37 opere concorrenti di 23 diverse case editrici
Si è conclusa ieri, 9 settembre, nella bella cornice del teatro di Ortigia gremito fino alla massima capienza, con la premiazione del libro “Dove non mi hai portata” di Maria Grazia Calandrone, la ventiduesima edizione del Premio Vittorini.

La scrittrice, cui sono andati i tremila euro del primo premio, è stata premiata dall’assessore alla Cultura Fabio Granata, che ha consegnato i premi insieme al presidente di Confindustria Siracusa Gian Piero Reale e al vicepresidente dell’associazione Vittorini Quasimodo, Vittorio Muscia. Nel corso della serata è stato consegnato il premio per l’editoria indipendente, intitolato ad Arnaldo Lombardi, all’editrice Alina Catrinoiu per la cassa editrice “Le Fate” di Ragusa. Una menzione speciale è stata assegnata alla siracusana d’adozione Veronica Tomassini (assente per un concomitante evento a Roma), per il volume “L’inganno”, pubblicato da “La nave di Teseo”.

La serata finale, presentata da Sebastiano Barisoni, vicedirettore del Sole 24 Ore, concludeva il ciclo delle manifestazioni denominate “Settimana Vittoriniana” ed è sta preceduta da tre distinti appuntamenti: mercoledì 6 settembre, presso la Biblioteca Museo “Elio Vittorini”, in via Roma n. 31, si è tenuto il talk show “Conversazione in… Ortigia – Vittorini e il ruolo dell’intellettuale”; Giovedì 7, presso l’Urban Center si è tenuto il processo a Vittorini, uscito assolto dall’attento e partecipe pubblico presente, sul tema “Vittorini tra fascismo e resistenza”, con Edoardo Esposito, Domenica Perrone, Pucci Piccione e Anselmo Madeddu. Venerd’ 8 settembre sono stati presentati i tre autori selezionati per la finale, che insieme a Veronica Tomassini, sono stati intrattenuti da intervistatori di rilievo: Elvira Seminara per Maria Grazia Calandrone, parlando del suo libro che ricostruisce le sue origini attraverso la storia della madre,ed evidenziando che certi abbandoni a volte sono gesti di amore estremo verso i figli; Monica Cartia per Giuseppe Lupo e il suo libro “Tabacco Clan”, storia generazionale che racconta la storia di ragazzi italiani dagli anni ‘80 alla Pandemia; Edda Cancelliere per Matteo Nucci, il cui libro “Sono difficili le cose belle” narra la storia di un viaggio che si sviluppa attraverso i luoghi dell’anima, e in ultimo Giuseppe Costa, che ha intervistato Veronica Tomassini. Nel corso della serata finale , l’Amministrazione comunale ha consegnato all’ing. Frank Samaraweera, che vive da trent’anni nella città di Siracusa, un diploma di “Cittadinanza attiva” per il suo impegno in una volontaria azione di raccolta dei rifiuti e di sensibilizzazione dei cittadini a tenere la città pulita.
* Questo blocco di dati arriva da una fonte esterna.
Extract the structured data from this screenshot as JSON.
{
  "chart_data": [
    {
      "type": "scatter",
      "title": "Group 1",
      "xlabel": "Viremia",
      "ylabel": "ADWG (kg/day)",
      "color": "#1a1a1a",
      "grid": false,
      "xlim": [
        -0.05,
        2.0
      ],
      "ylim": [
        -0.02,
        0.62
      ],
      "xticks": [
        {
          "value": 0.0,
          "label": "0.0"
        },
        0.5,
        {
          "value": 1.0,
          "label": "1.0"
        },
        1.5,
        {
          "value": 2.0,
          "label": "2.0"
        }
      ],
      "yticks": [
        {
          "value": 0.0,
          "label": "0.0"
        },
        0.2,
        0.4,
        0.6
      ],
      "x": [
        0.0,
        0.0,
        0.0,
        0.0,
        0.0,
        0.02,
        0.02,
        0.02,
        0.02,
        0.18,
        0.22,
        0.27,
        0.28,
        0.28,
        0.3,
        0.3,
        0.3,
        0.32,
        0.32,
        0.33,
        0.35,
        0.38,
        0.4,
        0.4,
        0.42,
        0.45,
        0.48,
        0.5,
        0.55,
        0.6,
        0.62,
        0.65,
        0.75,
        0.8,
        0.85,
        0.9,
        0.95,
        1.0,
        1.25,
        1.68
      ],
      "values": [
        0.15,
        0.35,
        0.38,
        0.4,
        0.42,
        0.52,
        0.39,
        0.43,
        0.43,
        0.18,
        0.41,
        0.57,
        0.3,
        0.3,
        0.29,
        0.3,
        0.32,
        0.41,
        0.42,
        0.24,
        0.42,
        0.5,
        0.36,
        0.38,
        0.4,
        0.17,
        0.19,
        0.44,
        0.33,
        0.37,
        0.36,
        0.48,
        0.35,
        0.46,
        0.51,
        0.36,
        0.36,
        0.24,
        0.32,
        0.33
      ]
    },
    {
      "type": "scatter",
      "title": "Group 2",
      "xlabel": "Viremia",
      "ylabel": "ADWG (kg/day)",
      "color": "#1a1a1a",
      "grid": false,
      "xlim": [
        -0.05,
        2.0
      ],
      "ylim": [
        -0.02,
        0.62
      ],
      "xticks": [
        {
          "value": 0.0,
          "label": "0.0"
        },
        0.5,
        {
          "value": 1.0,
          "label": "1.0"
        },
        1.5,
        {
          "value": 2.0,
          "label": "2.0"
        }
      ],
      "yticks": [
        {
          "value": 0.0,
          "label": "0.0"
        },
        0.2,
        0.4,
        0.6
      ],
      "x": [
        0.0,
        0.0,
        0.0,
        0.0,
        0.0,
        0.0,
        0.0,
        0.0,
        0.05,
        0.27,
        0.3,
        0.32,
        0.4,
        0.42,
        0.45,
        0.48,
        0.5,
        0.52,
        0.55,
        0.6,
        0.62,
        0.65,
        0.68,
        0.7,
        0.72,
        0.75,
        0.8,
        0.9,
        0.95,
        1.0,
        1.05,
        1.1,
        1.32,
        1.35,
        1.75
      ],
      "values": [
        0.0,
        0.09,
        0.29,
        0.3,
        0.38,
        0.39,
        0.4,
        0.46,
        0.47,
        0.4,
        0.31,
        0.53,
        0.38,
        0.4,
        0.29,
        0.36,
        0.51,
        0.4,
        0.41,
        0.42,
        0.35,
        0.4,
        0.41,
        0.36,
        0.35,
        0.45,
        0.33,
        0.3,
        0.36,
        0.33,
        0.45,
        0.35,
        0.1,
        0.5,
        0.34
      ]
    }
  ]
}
Gli organizzatori del Premio si augurano che il rinnovato interesse riscontrato quest’anno, con la partecipazione di 37 opere concorrenti di 23 diverse case editrici, possa ricondurre il Premio Vittorini al livello nazionale d’eccellenza cui era assurto negli anni del suo massimo splendore. La via verso questo risultato ci sembra sia stata splendidamente tracciata.